The History of Tarraleah

The post-war central highlands of Tasmania was the site for the most ambitious infrastructure development in the state's history. Men came from all over the world to help construct the hydroelectric scheme. The town of Tarraleah was born.

The Early Days

From the beginning of the twentieth century, generating hydroelectric power was seen as a means to a plentiful supply for industry and the general public. It would ultimately provide the technology to drive this small state forward.  As early as 1910 the first sod of ground was turned.
One scheme, completed in 1947, involved building a canal from the Derwent River just below the Clark Dam (Butlers Gorge) across the Nive River to Tarraleah where a drop of 1000 feet would be utilised to drive the turbines in the Tarraleah Power Station. This largely inaccessible area was a summer cattle run known as California, and later became the village called Tarraleah.

History of Tarraleah

A 14 mile road was built from the west coast road to the site of the new camp (Tarraleah). Men were transported to the road junction at Bronte Park and walked with pack horses to the site. They were issued with a tent and it was here at Tarraleah that one of the earliest attempts to provide housing for workers took place. Workers were supplied with one hundred palings, at a cost of about 10 pounds, to build their own crude houses. The camp site was known as Tickleberry Flats and was the fore- runner to Tarraleah Village. In the 1920s the land was heavily forested. By the 1930s the forest was cleared and the Lodge (then known as the Chalet) and the first cottages were constructed to attract quality engineering staff to Tarraleah. More housing followed and by 1980 the town had a population of 1600 people.

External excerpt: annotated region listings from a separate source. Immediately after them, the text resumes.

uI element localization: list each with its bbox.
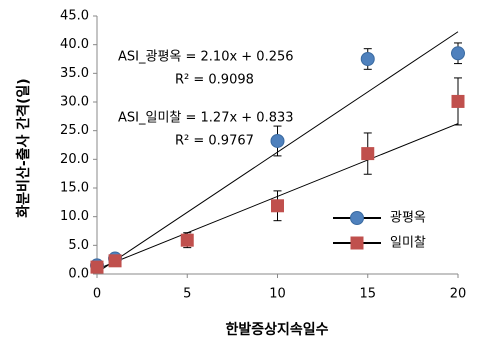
legend-label: 일미찰: [390, 236, 426, 251]
point: [270, 133, 285, 148]
y-tick-label: 30.0: [60, 95, 89, 110]
point: [180, 233, 194, 247]
legend-marker: [350, 236, 364, 250]
y-tick-label: 10.0: [60, 209, 89, 224]
equation: ASI_일미찰 = 1.27x + 0.833: [118, 111, 294, 126]
point: [451, 94, 465, 108]
point: [361, 147, 375, 161]
x-tick-label: 10: [269, 287, 286, 302]
legend-marker: [350, 211, 364, 225]
y-tick-label: 35.0: [60, 66, 89, 81]
y-tick-label: 20.0: [60, 152, 89, 167]
point: [90, 260, 104, 274]
y-tick-label: 25.0: [60, 123, 89, 138]
y-tick-label: 5.0: [68, 238, 89, 253]
point: [360, 52, 375, 66]
x-tick-label: 0: [93, 287, 101, 302]
x-tick-label: 20: [450, 287, 467, 302]
legend-label: 광평옥: [390, 211, 426, 226]
y-tick-label: 15.0: [60, 181, 89, 196]
y-tick-label: 45.0: [60, 9, 89, 24]
x-tick-label: 5: [183, 287, 191, 302]
point: [451, 46, 465, 61]
r-squared: R² = 0.9098: [175, 73, 254, 88]
y-tick-label: 40.0: [60, 37, 89, 52]
point: [108, 254, 122, 268]
equation: ASI_광평옥 = 2.10x + 0.256: [118, 50, 294, 65]
x-axis-title: 한발증상지속일수: [225, 321, 328, 338]
point: [271, 199, 284, 213]
y-tick-label: 0.0: [68, 267, 89, 282]
x-tick-label: 15: [359, 287, 376, 302]
y-axis-title: 화분비산-출사 간격(일): [15, 78, 32, 217]
r-squared: R² = 0.9767: [175, 134, 254, 149]
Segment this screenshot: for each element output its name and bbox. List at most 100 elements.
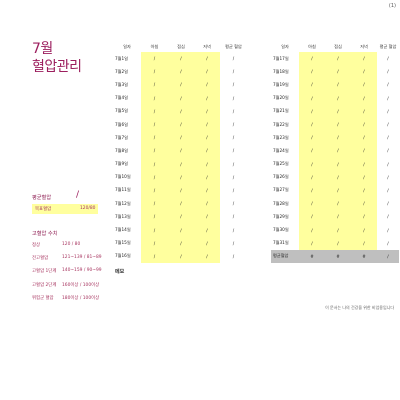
reading-cell[interactable]: / [168, 65, 194, 79]
reading-cell[interactable]: / [168, 104, 194, 118]
reading-cell[interactable]: / [141, 65, 168, 79]
reading-cell[interactable]: / [351, 52, 377, 66]
reading-cell[interactable]: / [194, 210, 220, 224]
avg-cell[interactable]: / [232, 240, 235, 246]
reading-cell[interactable]: / [168, 223, 194, 237]
reading-cell[interactable]: / [351, 223, 377, 237]
reading-cell[interactable]: / [299, 170, 325, 184]
reading-cell[interactable]: / [299, 104, 325, 118]
reading-cell[interactable]: / [299, 78, 325, 92]
reading-cell[interactable]: / [168, 157, 194, 171]
reading-cell[interactable]: / [168, 131, 194, 145]
reading-cell[interactable]: / [141, 223, 168, 237]
reading-cell[interactable]: / [194, 197, 220, 211]
reading-cell[interactable]: / [325, 197, 351, 211]
reading-cell[interactable]: / [194, 52, 220, 66]
reading-cell[interactable]: / [325, 236, 351, 250]
reading-cell[interactable]: / [141, 117, 168, 132]
avg-cell[interactable]: / [232, 174, 235, 180]
reading-cell[interactable]: / [299, 65, 325, 79]
avg-cell[interactable]: / [232, 161, 235, 167]
avg-cell[interactable]: / [232, 135, 235, 141]
reading-cell[interactable]: / [299, 91, 325, 105]
reading-cell[interactable]: / [168, 117, 194, 132]
reading-cell[interactable]: / [168, 52, 194, 66]
avg-cell[interactable]: / [387, 187, 389, 193]
reading-cell[interactable]: / [351, 131, 377, 145]
reading-cell[interactable]: / [325, 91, 351, 105]
reading-cell[interactable]: / [299, 197, 325, 211]
reading-cell[interactable]: / [351, 197, 377, 211]
reading-cell[interactable]: / [194, 223, 220, 237]
reading-cell[interactable]: / [325, 170, 351, 184]
avg-cell[interactable]: / [387, 95, 389, 101]
reading-cell[interactable]: / [168, 236, 194, 250]
avg-cell[interactable]: / [232, 95, 235, 101]
reading-cell[interactable]: / [194, 131, 220, 145]
reading-cell[interactable]: / [168, 210, 194, 224]
reading-cell[interactable]: / [299, 210, 325, 224]
reading-cell[interactable]: / [299, 52, 325, 66]
reading-cell[interactable]: / [168, 144, 194, 158]
avg-cell[interactable]: / [232, 122, 235, 128]
avg-cell[interactable]: / [232, 227, 235, 233]
avg-cell[interactable]: / [387, 174, 389, 180]
reading-cell[interactable]: / [168, 183, 194, 198]
reading-cell[interactable]: / [351, 65, 377, 79]
reading-cell[interactable]: / [141, 52, 168, 66]
reading-cell[interactable]: / [325, 144, 351, 158]
reading-cell[interactable]: / [351, 170, 377, 184]
reading-cell[interactable]: / [141, 131, 168, 145]
avg-cell[interactable]: / [232, 201, 235, 207]
avg-cell[interactable]: / [387, 227, 389, 233]
avg-cell[interactable]: / [387, 240, 389, 246]
reading-cell[interactable]: / [141, 78, 168, 92]
avg-cell[interactable]: / [232, 82, 235, 88]
reading-cell[interactable]: / [351, 117, 377, 132]
reading-cell[interactable]: / [351, 78, 377, 92]
reading-cell[interactable]: / [299, 223, 325, 237]
avg-cell[interactable]: / [232, 187, 235, 193]
reading-cell[interactable]: / [325, 157, 351, 171]
reading-cell[interactable]: / [194, 183, 220, 198]
reading-cell[interactable]: / [141, 236, 168, 250]
reading-cell[interactable]: / [325, 52, 351, 66]
reading-cell[interactable]: / [194, 91, 220, 105]
avg-cell[interactable]: / [387, 135, 389, 141]
reading-cell[interactable]: / [351, 104, 377, 118]
avg-cell[interactable]: / [387, 69, 389, 75]
reading-cell[interactable]: / [325, 65, 351, 79]
reading-cell[interactable]: / [194, 117, 220, 132]
avg-cell[interactable]: / [387, 214, 389, 220]
reading-cell[interactable]: / [168, 197, 194, 211]
avg-cell[interactable]: / [387, 122, 389, 128]
reading-cell[interactable]: / [168, 91, 194, 105]
avg-cell[interactable]: / [387, 161, 389, 167]
reading-cell[interactable]: / [194, 170, 220, 184]
reading-cell[interactable]: / [299, 131, 325, 145]
reading-cell[interactable]: / [141, 210, 168, 224]
reading-cell[interactable]: / [351, 183, 377, 198]
reading-cell[interactable]: / [141, 249, 168, 263]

The Lodge Building History

The Lodge was built in the 1930s by the Hydro Electric Commission (HEC) when money and craftsmanship were no object. It was the centrepiece of the Tarraleah settlement and was originally built for the visiting engineers and directors. Well built and with every modern convenience of the time (plus free unlimited electric heating), housing was provided to some of the world's elite hydro-electric engineers. At its peak in the 1980s the town boasted the cottages,  3 pubs, 2 churches, extensive workshops, sports ovals, a post office, a butcher, a police station,  a supermarket and a school. However, after 50 years construction work was complete and the need for staff rapidly declined.